Construction of rat bdnf gene lentiviral vector and its expression in mesenchymal stem cells.
- Author:
Dong-Yu HUANG
1
;
Zhi-Jian ZHANG
;
Bai-Ling CHEN
;
Xiu-Li WU
;
Ning WANG
;
Yan-Ding ZHANG
Author Information
1. Department of Neurology, The First Hospital Affiliated to Fujian Medical University, Fuzhou 350005, China.

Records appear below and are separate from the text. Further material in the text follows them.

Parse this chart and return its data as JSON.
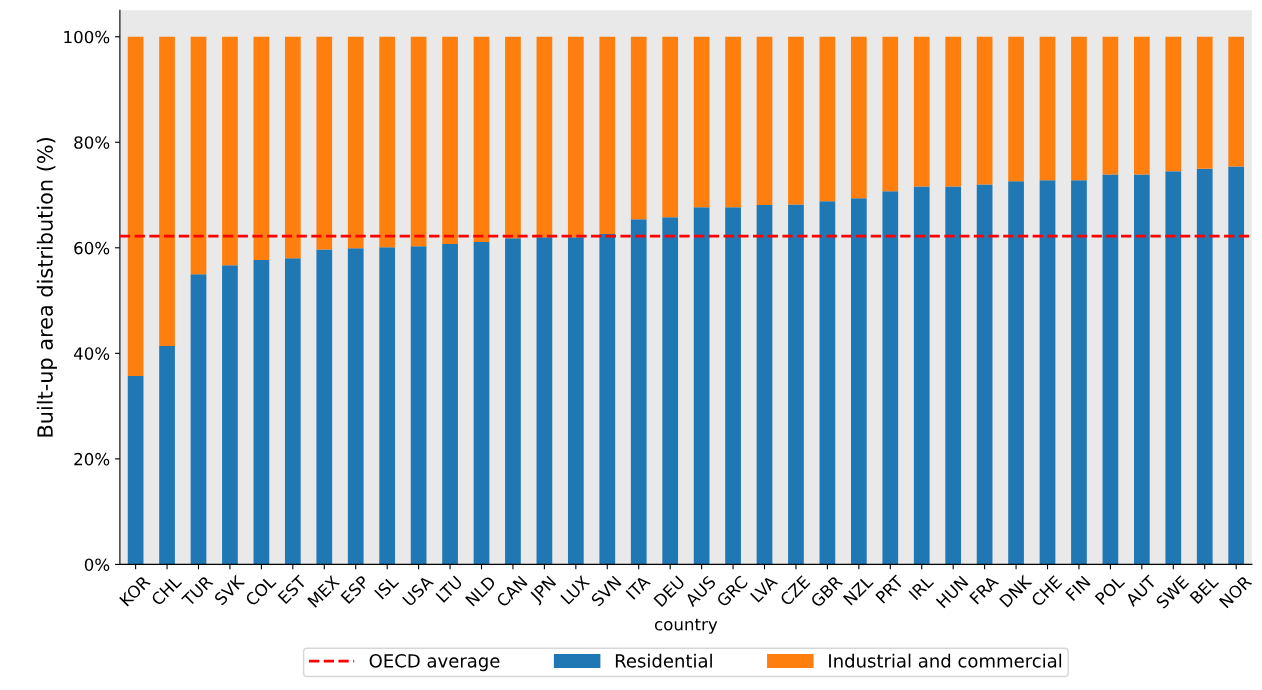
{
  "chart_data": {
    "type": "bar",
    "stacked": true,
    "xlabel": "country",
    "ylabel": "Built-up area distribution (%)",
    "categories": [
      "KOR",
      "CHL",
      "TUR",
      "SVK",
      "COL",
      "EST",
      "MEX",
      "ESP",
      "ISL",
      "USA",
      "LTU",
      "NLD",
      "CAN",
      "JPN",
      "LUX",
      "SVN",
      "ITA",
      "DEU",
      "AUS",
      "GRC",
      "LVA",
      "CZE",
      "GBR",
      "NZL",
      "PRT",
      "IRL",
      "HUN",
      "FRA",
      "DNK",
      "CHE",
      "FIN",
      "POL",
      "AUT",
      "SWE",
      "BEL",
      "NOR"
    ],
    "series": [
      {
        "name": "Residential",
        "color": "#1f77b4",
        "values": [
          35.7,
          41.4,
          55.0,
          56.7,
          57.7,
          58.0,
          59.7,
          59.9,
          60.1,
          60.3,
          60.7,
          61.1,
          61.8,
          62.0,
          62.0,
          62.6,
          65.4,
          65.8,
          67.7,
          67.7,
          68.1,
          68.2,
          68.8,
          69.4,
          70.7,
          71.6,
          71.6,
          72.0,
          72.6,
          72.8,
          72.8,
          73.9,
          73.9,
          74.5,
          75.0,
          75.4
        ]
      },
      {
        "name": "Industrial and commercial",
        "color": "#ff7f0e",
        "values": [
          64.3,
          58.6,
          45.0,
          43.3,
          42.3,
          42.0,
          40.3,
          40.1,
          39.9,
          39.7,
          39.3,
          38.9,
          38.2,
          38.0,
          38.0,
          37.4,
          34.6,
          34.2,
          32.3,
          32.3,
          31.9,
          31.8,
          31.2,
          30.6,
          29.3,
          28.4,
          28.4,
          28.0,
          27.4,
          27.2,
          27.2,
          26.1,
          26.1,
          25.5,
          25.0,
          24.6
        ]
      }
    ],
    "ylim": [
      0,
      105
    ],
    "yticks": [
      {
        "value": 0,
        "label": "0%"
      },
      {
        "value": 20,
        "label": "20%"
      },
      {
        "value": 40,
        "label": "40%"
      },
      {
        "value": 60,
        "label": "60%"
      },
      {
        "value": 80,
        "label": "80%"
      },
      {
        "value": 100,
        "label": "100%"
      }
    ],
    "ref_lines": [
      {
        "axis": "y",
        "value": 62.2,
        "label": "OECD average",
        "color": "#ff0000",
        "line_style": "dashed"
      }
    ],
    "legend": "bottom",
    "grid": false
  }
}
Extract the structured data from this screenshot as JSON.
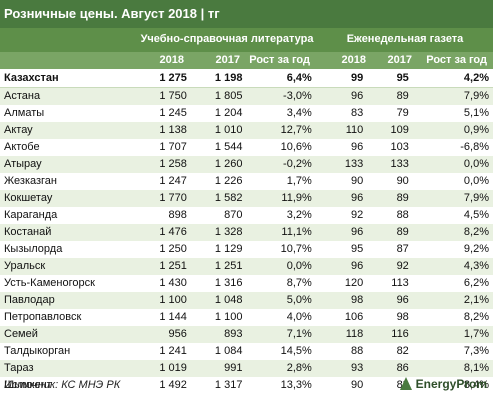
{
  "title": "Розничные цены. Август 2018 | тг",
  "groups": [
    "Учебно-справочная литература",
    "Еженедельная газета"
  ],
  "subheaders": [
    "2018",
    "2017",
    "Рост за год",
    "2018",
    "2017",
    "Рост за год"
  ],
  "source": "Источник: КС МНЭ РК",
  "logo_text": "EnergyProm",
  "chart_data": {
    "type": "table",
    "title": "Розничные цены. Август 2018 | тг",
    "columns": [
      "",
      "2018",
      "2017",
      "Рост за год",
      "2018",
      "2017",
      "Рост за год"
    ],
    "rows": [
      [
        "Казахстан",
        "1 275",
        "1 198",
        "6,4%",
        "99",
        "95",
        "4,2%"
      ],
      [
        "Астана",
        "1 750",
        "1 805",
        "-3,0%",
        "96",
        "89",
        "7,9%"
      ],
      [
        "Алматы",
        "1 245",
        "1 204",
        "3,4%",
        "83",
        "79",
        "5,1%"
      ],
      [
        "Актау",
        "1 138",
        "1 010",
        "12,7%",
        "110",
        "109",
        "0,9%"
      ],
      [
        "Актобе",
        "1 707",
        "1 544",
        "10,6%",
        "96",
        "103",
        "-6,8%"
      ],
      [
        "Атырау",
        "1 258",
        "1 260",
        "-0,2%",
        "133",
        "133",
        "0,0%"
      ],
      [
        "Жезказган",
        "1 247",
        "1 226",
        "1,7%",
        "90",
        "90",
        "0,0%"
      ],
      [
        "Кокшетау",
        "1 770",
        "1 582",
        "11,9%",
        "96",
        "89",
        "7,9%"
      ],
      [
        "Караганда",
        "898",
        "870",
        "3,2%",
        "92",
        "88",
        "4,5%"
      ],
      [
        "Костанай",
        "1 476",
        "1 328",
        "11,1%",
        "96",
        "89",
        "8,2%"
      ],
      [
        "Кызылорда",
        "1 250",
        "1 129",
        "10,7%",
        "95",
        "87",
        "9,2%"
      ],
      [
        "Уральск",
        "1 251",
        "1 251",
        "0,0%",
        "96",
        "92",
        "4,3%"
      ],
      [
        "Усть-Каменогорск",
        "1 430",
        "1 316",
        "8,7%",
        "120",
        "113",
        "6,2%"
      ],
      [
        "Павлодар",
        "1 100",
        "1 048",
        "5,0%",
        "98",
        "96",
        "2,1%"
      ],
      [
        "Петропавловск",
        "1 144",
        "1 100",
        "4,0%",
        "106",
        "98",
        "8,2%"
      ],
      [
        "Семей",
        "956",
        "893",
        "7,1%",
        "118",
        "116",
        "1,7%"
      ],
      [
        "Талдыкорган",
        "1 241",
        "1 084",
        "14,5%",
        "88",
        "82",
        "7,3%"
      ],
      [
        "Тараз",
        "1 019",
        "991",
        "2,8%",
        "93",
        "86",
        "8,1%"
      ],
      [
        "Шымкент",
        "1 492",
        "1 317",
        "13,3%",
        "90",
        "83",
        "8,4%"
      ]
    ]
  }
}
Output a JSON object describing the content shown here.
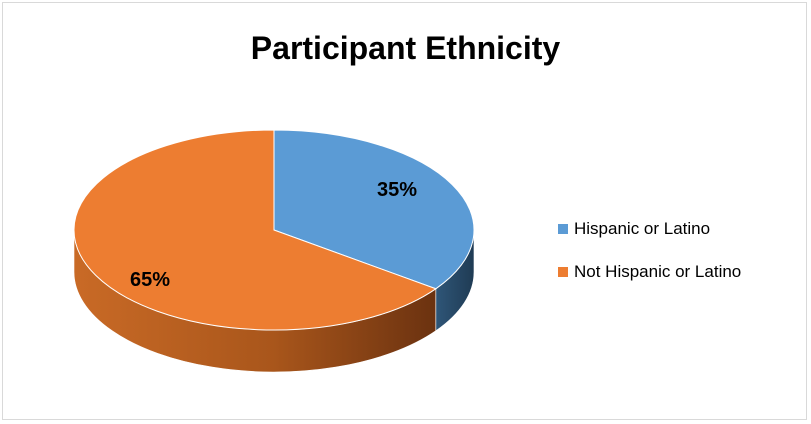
{
  "chart_data": {
    "type": "pie",
    "title": "Participant Ethnicity",
    "categories": [
      "Hispanic or Latino",
      "Not Hispanic or Latino"
    ],
    "values": [
      35,
      65
    ],
    "data_labels": [
      "35%",
      "65%"
    ],
    "colors": [
      "#5b9bd5",
      "#ed7d31"
    ],
    "legend_position": "right",
    "style": "3d"
  }
}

- Publication Type:Journal Article
- MeSH:
Animals;
Blotting, Western;
Brain-Derived Neurotrophic Factor;
genetics;
metabolism;
Cell Line;
Cells, Cultured;
Cloning, Molecular;
Gene Expression;
Genetic Vectors;
genetics;
Green Fluorescent Proteins;
genetics;
metabolism;
Humans;
Immunohistochemistry;
Lentivirus;
genetics;
Mesenchymal Stromal Cells;
cytology;
metabolism;
Microscopy, Fluorescence;
Rats;
Rats, Inbred F344;
Recombinant Fusion Proteins;
genetics;
metabolism;
Reverse Transcriptase Polymerase Chain Reaction;
Transduction, Genetic
- From:
Chinese Journal of Biotechnology
2007;23(2):235-240
- CountryChina
- Language:Chinese
-
Abstract:
Recently, mesenchymal stem cells (MSCs) have been one of the target cells of gene engineering. To construct the lentiviral (LV) vectors carrying the brain-derived neurotrophic factor (Bdnf) gene, the rat mesenchymal stem cells (rMSCs) were infected and finally the Bdnf gene-modified rMSCs was obtained. The CDS region of the rat Bdnf gene was obtained with reverse transcriptase-polymerase chain reaction (RT-PCR), and the transfer plasmid (PNL-BDNF-IRES2-EGFP) of the LV vector was constructed. The three plasmids of LV vector: PNL-BDNF-IRES2-EGFP, HELPER, and VSVG were cotransfected to 293T cells to produce the LV vectors, which enabled the coexpression of the Bdnf gene and the enhanced green fluorescent protein (Egfp) gene. rMSCs were separated from the bone marrow of 2-month-old F344 rats, cultured in vitro, and identified. rMSCs were infected by the LV vectors that were produced already and were identified with fluorescent microscope, RT-PCR, immunocytochemical staining, and western blot. The result of sequencing showed that the sequence of the cloned Bdnf gene was consistent with that reported in the GenBank. The PNL-BDNF-IRES2-EGFP plasmid that was identified showed the correct sequence. After the 3 plasmids of LV vectors were cotransfected to the 293T cells, considerable green fluorescence in 293T cells was observed under the fluorescent microscope; the supernatant was collected and concentrated using ultracentrifugation, and the titer of the replication-defective LV vector particles measured was found to be 6.7 x 10(7) TU/mL. After the constructed LV vectors infected the rMSCs, the results obtained using RT-PCR, immunocytochemical staining, and western blot showed that the expression of BDNF in the Bdnf-rMSCs group (experimental group, EG) was significantly higher than that in the PNL-IRES2-EGFP-rMSCs group (mock group, MG) and the rMSCs group (control group, CG) at both mRNA and protein levels. LV vectors carrying the Bdnf gene were constructed successfully. The Bdnf gene-modified rMSCs could express BDNF to a higher degree. This greatly facilitates the next step in the study, such as the long period of therapeutic observation of cerebral ischemia with Bdnf gene-modified rMSCs.